Included in the sale at Lindsay Burns (20% buyer’s premium) in Perth on August 4 was a group of greenstone (pounamu) artefacts consigned by the family of Rev Alexander Neil Somerville (1813-89).
He and his son William Francis Somerville had travelled to New Zealand in 1877-78 spending time in the Otago province and Dunedin: the city’s Somerville Street is named after him.
Two phones and a number of online buyers competed for an 11in (27cm) long polished adze head (toki) with an old paper label reading Jade axe bought at D Rankine’s Sale Muthill, 1902.
With multiple chips to the blade, it is probably an ancient example from the Te Tipunga period (c.1200-1500) or before.
Estimated at £400-600, it took £4600 from a UK collector bidding online.
Handle shaped as head
Another good example of Maori art surfaced at Richard Winterton (20% buyer’s premium) in Lichfield on August 17.
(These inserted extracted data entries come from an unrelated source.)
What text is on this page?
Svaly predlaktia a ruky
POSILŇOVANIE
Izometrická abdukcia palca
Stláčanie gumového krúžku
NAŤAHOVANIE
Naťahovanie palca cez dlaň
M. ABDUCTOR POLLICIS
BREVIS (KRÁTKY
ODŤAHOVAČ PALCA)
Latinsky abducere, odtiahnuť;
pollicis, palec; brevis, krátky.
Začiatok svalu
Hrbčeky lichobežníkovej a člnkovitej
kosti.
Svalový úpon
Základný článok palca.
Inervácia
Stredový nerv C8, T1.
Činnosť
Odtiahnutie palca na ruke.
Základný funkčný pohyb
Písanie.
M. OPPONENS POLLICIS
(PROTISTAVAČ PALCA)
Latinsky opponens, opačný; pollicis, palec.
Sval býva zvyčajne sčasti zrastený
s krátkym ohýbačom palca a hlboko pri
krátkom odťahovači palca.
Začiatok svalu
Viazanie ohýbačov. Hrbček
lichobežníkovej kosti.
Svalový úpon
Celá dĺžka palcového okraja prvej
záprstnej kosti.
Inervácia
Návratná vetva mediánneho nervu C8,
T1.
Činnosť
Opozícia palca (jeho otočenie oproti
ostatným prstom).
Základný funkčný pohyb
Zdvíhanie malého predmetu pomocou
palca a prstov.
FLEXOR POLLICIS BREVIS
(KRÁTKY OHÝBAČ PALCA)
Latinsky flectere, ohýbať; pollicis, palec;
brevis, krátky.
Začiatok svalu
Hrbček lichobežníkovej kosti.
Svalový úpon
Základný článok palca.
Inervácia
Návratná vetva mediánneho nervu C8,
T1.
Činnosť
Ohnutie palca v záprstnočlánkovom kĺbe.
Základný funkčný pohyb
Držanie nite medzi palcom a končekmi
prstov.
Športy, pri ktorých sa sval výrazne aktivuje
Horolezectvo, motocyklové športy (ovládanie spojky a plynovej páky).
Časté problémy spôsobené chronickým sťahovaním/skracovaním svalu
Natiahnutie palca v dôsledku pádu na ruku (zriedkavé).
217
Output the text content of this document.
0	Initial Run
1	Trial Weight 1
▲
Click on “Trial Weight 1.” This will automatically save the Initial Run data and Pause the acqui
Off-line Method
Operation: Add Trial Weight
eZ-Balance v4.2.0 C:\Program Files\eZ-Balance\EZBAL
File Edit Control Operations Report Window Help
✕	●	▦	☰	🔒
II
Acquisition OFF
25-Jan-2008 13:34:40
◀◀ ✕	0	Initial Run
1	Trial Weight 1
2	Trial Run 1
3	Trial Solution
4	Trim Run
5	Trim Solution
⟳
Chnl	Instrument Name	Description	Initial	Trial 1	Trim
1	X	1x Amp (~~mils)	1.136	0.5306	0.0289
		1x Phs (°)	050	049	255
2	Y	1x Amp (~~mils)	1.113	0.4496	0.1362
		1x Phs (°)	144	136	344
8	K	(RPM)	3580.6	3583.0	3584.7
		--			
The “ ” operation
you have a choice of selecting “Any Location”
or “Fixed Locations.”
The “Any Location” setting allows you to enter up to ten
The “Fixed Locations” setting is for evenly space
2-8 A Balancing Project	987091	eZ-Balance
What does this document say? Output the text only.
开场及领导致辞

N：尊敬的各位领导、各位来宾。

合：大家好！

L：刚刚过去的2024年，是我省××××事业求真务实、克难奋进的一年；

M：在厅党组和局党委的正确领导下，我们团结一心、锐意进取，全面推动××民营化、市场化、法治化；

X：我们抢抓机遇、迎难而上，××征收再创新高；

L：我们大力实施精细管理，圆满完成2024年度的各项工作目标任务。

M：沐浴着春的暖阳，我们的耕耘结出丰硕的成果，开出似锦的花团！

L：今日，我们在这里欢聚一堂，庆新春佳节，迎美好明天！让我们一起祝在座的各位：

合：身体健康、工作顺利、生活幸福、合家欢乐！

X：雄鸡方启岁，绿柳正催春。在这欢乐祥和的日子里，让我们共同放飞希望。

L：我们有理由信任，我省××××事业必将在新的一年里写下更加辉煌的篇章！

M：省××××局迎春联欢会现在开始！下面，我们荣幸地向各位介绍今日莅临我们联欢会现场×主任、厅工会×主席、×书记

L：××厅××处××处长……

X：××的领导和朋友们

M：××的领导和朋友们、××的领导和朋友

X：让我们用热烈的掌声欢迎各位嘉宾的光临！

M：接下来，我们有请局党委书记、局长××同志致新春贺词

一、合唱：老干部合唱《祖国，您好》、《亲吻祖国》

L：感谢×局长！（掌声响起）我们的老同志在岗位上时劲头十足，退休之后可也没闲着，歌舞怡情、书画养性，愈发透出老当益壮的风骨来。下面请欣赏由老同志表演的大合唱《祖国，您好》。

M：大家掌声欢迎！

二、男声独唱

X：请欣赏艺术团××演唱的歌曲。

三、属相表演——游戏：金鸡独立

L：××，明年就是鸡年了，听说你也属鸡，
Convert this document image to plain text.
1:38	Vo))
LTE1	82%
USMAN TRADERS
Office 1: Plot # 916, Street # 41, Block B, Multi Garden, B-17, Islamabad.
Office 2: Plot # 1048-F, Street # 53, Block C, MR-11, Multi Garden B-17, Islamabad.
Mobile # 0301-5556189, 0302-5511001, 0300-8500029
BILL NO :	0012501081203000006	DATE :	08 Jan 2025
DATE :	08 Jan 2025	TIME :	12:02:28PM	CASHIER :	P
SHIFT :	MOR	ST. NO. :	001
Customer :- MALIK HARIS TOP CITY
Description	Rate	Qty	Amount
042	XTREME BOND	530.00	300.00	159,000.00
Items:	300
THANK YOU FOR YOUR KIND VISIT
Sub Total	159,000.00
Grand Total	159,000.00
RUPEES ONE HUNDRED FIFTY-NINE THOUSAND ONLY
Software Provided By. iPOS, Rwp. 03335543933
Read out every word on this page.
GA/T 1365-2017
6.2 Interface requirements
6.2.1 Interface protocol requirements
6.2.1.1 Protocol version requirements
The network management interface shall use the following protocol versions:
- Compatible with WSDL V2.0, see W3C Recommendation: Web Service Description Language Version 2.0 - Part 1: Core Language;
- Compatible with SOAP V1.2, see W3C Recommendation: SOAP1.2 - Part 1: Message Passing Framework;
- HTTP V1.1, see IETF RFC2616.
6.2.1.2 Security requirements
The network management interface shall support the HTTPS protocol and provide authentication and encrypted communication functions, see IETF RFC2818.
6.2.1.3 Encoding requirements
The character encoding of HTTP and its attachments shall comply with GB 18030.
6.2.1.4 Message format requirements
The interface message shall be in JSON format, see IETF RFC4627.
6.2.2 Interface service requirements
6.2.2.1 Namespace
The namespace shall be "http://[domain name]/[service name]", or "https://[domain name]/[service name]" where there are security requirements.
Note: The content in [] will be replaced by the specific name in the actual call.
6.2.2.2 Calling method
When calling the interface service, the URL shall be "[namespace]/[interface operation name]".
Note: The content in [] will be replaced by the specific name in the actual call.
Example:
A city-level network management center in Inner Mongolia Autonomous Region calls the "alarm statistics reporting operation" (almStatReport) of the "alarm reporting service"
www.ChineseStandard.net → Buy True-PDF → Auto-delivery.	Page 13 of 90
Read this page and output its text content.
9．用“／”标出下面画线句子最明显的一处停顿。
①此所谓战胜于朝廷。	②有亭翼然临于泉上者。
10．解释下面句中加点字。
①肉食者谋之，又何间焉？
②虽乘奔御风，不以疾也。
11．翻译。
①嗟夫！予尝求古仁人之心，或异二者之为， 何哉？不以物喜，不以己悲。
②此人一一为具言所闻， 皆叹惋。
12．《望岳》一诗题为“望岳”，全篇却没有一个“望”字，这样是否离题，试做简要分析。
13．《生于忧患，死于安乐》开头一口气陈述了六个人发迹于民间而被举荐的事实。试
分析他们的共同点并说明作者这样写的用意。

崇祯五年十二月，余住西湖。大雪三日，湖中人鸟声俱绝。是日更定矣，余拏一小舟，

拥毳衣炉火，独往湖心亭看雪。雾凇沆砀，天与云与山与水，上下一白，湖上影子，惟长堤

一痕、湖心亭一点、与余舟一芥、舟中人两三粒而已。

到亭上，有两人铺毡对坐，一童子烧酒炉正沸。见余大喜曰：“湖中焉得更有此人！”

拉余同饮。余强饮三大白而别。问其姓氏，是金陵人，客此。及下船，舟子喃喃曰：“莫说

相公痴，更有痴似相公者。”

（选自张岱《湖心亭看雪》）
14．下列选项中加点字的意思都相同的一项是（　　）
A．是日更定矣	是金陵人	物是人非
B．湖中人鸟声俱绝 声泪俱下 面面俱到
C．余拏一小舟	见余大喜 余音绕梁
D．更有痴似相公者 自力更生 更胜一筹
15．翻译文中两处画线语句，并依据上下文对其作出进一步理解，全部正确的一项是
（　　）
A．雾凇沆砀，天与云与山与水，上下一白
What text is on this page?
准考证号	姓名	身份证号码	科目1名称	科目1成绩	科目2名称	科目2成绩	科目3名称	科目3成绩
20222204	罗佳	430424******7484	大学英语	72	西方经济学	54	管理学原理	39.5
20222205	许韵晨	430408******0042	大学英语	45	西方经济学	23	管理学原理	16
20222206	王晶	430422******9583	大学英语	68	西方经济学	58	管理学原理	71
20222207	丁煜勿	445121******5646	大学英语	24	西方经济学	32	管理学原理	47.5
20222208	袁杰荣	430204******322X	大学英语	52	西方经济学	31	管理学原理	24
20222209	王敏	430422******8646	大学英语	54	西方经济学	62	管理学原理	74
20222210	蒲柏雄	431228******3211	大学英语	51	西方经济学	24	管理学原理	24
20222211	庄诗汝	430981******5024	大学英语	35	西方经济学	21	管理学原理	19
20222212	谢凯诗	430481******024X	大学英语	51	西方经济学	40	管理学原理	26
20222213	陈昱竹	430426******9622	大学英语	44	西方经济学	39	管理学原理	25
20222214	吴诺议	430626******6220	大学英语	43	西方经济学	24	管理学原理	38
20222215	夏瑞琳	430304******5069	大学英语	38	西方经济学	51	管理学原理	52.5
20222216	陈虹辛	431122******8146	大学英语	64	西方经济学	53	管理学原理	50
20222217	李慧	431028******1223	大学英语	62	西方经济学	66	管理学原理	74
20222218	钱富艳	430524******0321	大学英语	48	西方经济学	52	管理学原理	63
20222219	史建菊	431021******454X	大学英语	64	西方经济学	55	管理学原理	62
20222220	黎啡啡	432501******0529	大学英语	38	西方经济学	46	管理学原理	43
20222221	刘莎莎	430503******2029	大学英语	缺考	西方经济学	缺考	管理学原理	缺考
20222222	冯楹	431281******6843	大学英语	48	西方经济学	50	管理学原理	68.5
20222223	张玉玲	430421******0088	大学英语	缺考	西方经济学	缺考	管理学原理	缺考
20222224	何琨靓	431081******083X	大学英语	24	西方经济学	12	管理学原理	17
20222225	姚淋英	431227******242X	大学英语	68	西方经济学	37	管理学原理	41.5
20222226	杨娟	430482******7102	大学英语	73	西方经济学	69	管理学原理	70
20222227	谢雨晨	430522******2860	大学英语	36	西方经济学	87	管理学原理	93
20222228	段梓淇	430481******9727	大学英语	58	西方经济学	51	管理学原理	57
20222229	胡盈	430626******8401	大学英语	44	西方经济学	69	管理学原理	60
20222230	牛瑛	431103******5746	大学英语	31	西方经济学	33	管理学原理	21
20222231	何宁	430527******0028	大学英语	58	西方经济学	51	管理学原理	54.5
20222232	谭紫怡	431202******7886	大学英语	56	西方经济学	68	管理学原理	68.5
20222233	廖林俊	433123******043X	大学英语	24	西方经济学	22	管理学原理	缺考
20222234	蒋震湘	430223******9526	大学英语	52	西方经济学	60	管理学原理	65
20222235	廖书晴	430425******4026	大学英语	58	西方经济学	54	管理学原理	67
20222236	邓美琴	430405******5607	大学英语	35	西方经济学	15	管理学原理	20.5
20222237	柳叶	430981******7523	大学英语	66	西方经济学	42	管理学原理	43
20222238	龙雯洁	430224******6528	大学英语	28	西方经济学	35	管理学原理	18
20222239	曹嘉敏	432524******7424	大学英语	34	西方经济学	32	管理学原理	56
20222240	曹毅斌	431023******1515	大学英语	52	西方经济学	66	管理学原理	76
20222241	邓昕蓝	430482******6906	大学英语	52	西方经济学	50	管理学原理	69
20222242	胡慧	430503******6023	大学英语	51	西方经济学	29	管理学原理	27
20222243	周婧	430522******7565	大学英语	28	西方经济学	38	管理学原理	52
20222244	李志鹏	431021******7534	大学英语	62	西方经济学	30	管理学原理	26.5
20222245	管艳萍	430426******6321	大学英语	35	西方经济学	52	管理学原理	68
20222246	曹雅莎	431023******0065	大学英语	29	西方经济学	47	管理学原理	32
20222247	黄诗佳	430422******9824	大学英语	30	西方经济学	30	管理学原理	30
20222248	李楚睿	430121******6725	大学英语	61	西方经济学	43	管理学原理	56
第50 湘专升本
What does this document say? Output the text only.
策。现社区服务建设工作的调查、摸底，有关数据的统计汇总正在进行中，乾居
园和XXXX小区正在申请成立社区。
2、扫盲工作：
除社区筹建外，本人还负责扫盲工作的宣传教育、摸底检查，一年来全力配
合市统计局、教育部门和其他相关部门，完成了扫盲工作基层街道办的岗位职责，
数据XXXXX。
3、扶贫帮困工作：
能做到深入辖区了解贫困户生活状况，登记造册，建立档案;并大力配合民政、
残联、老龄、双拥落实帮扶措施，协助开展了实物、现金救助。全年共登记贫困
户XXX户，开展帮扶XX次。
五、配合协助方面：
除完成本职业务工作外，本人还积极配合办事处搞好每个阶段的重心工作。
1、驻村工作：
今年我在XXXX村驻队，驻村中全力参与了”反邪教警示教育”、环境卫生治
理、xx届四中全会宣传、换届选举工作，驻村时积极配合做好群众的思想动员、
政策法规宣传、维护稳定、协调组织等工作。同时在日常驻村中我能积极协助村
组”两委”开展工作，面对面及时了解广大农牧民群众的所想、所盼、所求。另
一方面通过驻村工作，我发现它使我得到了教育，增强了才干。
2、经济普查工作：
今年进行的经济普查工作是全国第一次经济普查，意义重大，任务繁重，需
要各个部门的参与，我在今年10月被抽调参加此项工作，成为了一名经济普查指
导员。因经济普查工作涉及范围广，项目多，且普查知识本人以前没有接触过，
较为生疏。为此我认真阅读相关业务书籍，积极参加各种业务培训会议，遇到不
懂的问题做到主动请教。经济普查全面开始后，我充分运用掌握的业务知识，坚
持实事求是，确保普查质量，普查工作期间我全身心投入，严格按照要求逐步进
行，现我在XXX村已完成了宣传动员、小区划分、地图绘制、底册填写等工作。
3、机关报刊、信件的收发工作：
Foremost among a group of five Oceanic objects sold at £4000 (estimate £300-400) was a 16in (40cm) adze handle of the type that may once have housed a carved greenstone blade.
Together they made a toki poutangata – a ceremonial tool used on occasions such as the felling of a great tree for a canoe or the ridgepole of a meeting house.
While the blades were typically treated as tribal heirlooms, the wooden handles were often refashioned when a new chief was chosen.
This example, probably 19th century, was typically carved with a stylised human figure.
On the same day at Claydon Auctioneers (19.5% buyer’s premium) in Buckinghamshire, a carved Polynesian dance paddle caught the eye of more than one bidder when it was pursued to £9500 against an estimate of £400-600.
The 2ft 4in (71cm) long paddle has an hourglass shaped blade and a handle with a hemispherical knop terminal, and is typical in form to the dance paddles from Tonga that are used in a ceremonial group dance known as the Me’etu’upaki.